The faint aroma of my prey sifts into my nostrils. I tilt my head toward the ceiling, sniffing at air currents until I have determined its location. The aroma is alien to me, and the heat builds in response. It has been too long since I have played the killing game with an unfamiliar prey. I hope that it is worthy of the sacrifice for which it has been chosen.
The only weapon I carry is my knife. There are those among my people who prefer the rifle, claiming that it is more... civilized... but I do not wish to be like them. The hunt was never intended to be civilized. It is brutal, it is savage, it is violent. It is not neat. It is not kind. Killing is never gentle or civilized. That is what makes us hunters: we are not civilized. We are Hirogen.
I smell fear emanating from my prey. Good. Fear excites the mind and quickens the responses. A prey that is afraid is a prey that will challenge the hunt. It is a prey that wants to live. Fear also leaves a trail that is easy to follow. How ironic, that the prey that wants most to live is the prey that is easiest to stalk.
I can hear it now, my prey, as it struggles in vain to hide from me. It does not know that its destiny is sealed. It is not aware of the sacredness of its fate.

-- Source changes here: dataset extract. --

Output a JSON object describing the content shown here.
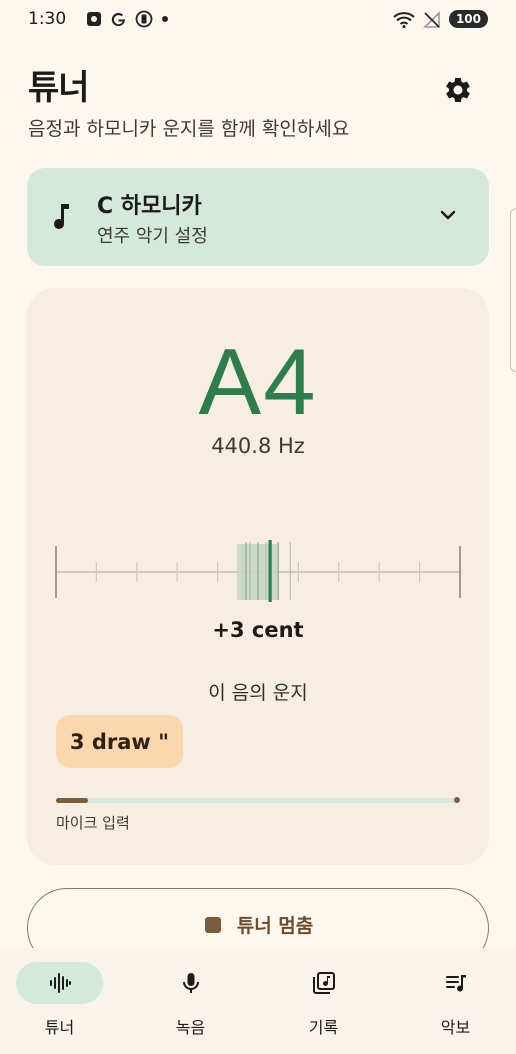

I do not blame it for the rustling sound it makes as it seeks safety, nor for the rapid thudding of its heart, nor even for the mewling sounds coming from its mouth when I corner it at last.
The prey is small, disappointingly so. I do not recognize the species. Perhaps it is a race of small prey. Nonetheless, its blood is as warm and fluid as any giant’s. My heartbeat quickens at the sight of it. I kneel before it, this holy sacrifice, and press the blade of my knife to its throbbing jugular. The gods will be well pleased with me.